‘Massive undertaking’ underway to regulate Minnesota’s legal edibles market

Enforcing legal cannabis products

Enforcing legal cannabis products

Hemp-derived products containing low levels of THC became legal in 2022. Up until recently, the state didn’t have any full-time inspectors to make sure sellers followed the law, creating what some have called the “Wild West” of edible sales.

Minnesota now has one inspector for THC edibles and beverages through the new Office of Medical Cannabis, but there are more than 2,300 registered businesses that sell them across the state, data from the Minnesota Department of Health shows.
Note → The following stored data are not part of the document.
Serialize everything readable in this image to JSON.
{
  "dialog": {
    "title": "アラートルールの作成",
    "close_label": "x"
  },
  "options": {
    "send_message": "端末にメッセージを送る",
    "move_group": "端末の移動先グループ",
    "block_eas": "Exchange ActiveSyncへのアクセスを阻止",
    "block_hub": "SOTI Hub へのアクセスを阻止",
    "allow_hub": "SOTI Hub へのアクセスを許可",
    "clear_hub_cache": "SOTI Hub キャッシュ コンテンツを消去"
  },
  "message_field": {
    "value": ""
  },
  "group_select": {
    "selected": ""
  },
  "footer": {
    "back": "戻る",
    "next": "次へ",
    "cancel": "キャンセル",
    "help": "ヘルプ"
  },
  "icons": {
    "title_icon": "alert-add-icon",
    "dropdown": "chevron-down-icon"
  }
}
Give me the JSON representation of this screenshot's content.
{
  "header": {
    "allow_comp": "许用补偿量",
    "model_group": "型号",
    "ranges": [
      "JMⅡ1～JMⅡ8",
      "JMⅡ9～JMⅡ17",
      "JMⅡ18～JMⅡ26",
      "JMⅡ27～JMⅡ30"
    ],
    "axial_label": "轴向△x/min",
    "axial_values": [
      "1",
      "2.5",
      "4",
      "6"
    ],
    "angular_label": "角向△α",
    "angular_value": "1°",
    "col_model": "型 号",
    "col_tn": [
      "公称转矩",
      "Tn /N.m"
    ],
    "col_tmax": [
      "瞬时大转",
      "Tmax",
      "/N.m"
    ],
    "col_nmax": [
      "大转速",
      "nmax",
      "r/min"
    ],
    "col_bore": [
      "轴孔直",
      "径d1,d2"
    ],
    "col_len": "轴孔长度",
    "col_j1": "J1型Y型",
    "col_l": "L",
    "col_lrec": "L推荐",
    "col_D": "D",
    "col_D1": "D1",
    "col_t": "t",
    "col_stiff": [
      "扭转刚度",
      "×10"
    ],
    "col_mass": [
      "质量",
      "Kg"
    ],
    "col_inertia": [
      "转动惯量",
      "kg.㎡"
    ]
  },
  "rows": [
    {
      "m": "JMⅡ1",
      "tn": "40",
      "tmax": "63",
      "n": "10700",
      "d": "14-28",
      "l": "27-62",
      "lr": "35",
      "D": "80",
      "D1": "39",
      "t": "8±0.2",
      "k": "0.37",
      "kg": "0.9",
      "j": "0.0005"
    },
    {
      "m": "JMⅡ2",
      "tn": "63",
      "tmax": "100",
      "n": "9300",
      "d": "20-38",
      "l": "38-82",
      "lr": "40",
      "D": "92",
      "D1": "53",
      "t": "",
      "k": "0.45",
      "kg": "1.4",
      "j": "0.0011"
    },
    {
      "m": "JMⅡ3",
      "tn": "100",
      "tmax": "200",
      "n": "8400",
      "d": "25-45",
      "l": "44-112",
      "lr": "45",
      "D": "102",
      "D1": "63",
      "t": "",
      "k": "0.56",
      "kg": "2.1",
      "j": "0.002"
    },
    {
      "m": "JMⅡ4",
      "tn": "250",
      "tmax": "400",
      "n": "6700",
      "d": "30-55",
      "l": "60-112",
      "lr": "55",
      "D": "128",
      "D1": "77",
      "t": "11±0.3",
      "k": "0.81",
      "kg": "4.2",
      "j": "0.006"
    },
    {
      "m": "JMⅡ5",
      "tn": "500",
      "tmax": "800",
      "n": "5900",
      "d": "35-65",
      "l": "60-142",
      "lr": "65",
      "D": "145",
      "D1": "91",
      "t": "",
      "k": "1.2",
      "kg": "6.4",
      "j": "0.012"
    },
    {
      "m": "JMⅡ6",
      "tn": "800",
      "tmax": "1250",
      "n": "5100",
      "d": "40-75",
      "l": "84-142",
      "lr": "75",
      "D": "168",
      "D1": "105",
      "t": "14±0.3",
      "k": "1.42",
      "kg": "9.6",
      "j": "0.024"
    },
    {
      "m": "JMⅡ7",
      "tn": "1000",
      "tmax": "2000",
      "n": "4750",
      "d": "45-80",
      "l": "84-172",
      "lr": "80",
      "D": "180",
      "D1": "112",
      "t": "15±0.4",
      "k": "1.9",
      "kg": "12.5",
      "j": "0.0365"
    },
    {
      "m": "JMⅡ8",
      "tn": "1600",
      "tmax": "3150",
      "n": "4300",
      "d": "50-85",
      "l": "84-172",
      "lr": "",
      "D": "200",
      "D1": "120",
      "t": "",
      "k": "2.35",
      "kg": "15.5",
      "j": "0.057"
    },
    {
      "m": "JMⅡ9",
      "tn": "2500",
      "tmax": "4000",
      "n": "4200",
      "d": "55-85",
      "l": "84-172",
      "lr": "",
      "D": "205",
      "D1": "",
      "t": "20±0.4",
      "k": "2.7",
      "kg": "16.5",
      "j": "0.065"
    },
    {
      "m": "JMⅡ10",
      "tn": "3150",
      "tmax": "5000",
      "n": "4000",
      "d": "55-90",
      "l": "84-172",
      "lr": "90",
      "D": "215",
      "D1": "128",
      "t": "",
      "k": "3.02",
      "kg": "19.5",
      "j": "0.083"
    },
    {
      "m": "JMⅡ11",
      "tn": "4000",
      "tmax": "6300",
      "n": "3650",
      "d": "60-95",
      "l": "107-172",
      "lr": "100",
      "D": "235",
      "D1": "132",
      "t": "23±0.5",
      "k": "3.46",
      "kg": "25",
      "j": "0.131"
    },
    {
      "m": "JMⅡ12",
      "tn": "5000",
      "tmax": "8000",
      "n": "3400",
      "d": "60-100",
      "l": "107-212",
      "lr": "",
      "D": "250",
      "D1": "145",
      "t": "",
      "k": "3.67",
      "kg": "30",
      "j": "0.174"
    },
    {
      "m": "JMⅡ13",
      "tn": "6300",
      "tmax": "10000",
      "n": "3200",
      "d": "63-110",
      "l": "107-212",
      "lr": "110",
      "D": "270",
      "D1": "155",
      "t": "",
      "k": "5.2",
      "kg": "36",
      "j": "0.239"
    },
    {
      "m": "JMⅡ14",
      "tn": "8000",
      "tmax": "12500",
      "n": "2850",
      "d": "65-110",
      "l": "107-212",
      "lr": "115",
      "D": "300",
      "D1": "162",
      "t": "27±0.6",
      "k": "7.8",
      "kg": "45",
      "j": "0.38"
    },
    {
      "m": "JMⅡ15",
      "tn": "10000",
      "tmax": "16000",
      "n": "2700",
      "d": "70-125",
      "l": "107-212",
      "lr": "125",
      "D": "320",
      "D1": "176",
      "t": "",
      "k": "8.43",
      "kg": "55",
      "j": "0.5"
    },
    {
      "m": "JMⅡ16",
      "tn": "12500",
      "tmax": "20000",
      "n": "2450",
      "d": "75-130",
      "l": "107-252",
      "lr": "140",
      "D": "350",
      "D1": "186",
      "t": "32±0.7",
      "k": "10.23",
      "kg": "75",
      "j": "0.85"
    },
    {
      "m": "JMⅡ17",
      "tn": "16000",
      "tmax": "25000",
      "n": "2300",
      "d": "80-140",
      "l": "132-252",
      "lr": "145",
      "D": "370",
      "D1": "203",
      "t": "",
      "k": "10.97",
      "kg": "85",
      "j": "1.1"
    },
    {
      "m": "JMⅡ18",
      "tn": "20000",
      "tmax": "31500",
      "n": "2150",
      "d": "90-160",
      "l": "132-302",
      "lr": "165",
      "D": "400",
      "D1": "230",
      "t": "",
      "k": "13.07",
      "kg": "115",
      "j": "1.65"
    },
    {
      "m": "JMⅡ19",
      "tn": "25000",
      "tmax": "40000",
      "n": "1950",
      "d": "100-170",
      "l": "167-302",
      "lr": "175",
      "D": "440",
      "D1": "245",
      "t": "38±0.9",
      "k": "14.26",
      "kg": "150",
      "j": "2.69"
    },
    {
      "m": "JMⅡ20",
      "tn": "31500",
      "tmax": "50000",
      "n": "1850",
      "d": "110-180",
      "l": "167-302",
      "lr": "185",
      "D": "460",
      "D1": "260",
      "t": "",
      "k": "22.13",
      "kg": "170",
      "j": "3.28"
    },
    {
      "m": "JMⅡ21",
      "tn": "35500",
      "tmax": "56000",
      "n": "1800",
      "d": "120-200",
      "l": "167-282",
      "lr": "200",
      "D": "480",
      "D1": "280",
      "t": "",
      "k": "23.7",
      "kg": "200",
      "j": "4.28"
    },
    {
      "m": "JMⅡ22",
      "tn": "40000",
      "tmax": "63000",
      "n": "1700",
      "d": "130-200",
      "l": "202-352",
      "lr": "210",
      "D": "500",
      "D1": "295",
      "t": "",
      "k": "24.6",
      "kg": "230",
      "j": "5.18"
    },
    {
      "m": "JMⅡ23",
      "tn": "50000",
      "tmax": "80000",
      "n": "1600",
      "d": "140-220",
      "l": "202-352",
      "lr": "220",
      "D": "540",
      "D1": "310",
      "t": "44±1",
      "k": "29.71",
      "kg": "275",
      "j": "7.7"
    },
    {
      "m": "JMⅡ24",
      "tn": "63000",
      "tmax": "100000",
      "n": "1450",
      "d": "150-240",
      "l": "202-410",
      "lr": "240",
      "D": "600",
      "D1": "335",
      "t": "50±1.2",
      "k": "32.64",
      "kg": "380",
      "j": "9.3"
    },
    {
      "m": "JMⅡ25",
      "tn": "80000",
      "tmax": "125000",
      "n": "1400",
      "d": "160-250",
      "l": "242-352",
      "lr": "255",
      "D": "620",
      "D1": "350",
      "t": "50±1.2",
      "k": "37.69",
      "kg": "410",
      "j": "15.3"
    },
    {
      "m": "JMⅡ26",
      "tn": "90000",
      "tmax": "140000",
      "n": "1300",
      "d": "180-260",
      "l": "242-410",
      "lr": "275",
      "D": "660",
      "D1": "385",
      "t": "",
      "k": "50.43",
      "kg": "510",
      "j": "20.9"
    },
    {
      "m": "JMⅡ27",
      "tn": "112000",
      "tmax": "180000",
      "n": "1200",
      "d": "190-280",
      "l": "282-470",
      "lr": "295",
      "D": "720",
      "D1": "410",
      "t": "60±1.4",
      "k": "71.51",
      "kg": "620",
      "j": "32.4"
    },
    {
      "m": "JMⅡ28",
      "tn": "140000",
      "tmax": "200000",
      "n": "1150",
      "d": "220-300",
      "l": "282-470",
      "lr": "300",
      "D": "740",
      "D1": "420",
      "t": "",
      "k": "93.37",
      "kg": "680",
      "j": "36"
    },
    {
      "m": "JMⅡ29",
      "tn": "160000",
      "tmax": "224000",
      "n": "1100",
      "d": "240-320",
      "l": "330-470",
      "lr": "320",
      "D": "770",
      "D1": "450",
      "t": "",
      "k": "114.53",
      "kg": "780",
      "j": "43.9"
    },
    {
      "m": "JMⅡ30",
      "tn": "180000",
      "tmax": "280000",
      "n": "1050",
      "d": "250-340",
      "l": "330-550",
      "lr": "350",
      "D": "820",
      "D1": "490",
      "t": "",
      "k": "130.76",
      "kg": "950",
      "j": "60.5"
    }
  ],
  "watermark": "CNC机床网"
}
Chris Tholkes, director of the Office of Medical Cannabis, says she is learning how to cover a lot of ground from other regulatory agencies.

“Alcohol Gambling Enforcement Division — they go out and do this as well with liquor stores and alcohol sales,” Tholkes said. “They have a great, refined model where they send out teams regionally and they can do a lot of inspections in a short amount of time.”

Tholkes says of the 70 or so businesses her office has inspected so far, about 90% have not been compliant with the laws.

“So, it might have been the product. They might have been over the limit of milligrams that are allowable. But, it also could have been a labeling thing. Or it could have been they didn’t have the product in a locked case or behind the counter,” she said.

Those who follow the rules while selling hemp-derived THC say they welcome increased enforcement from the state.

“That’s what makes this so difficult for businesses trying to do it right and there are businesses, right?” said Jennifer Schmitz, owner of Mainstream CBD in Lakeville. “And, you know, we just need that level playing field out there.”

Schmitz says those who cheat selling the edibles and beverages undercut legitimate businesses like hers.

“They’ll just leave our store and, you know, go to someone that isn’t selling something legal because that’s what they want,” she said.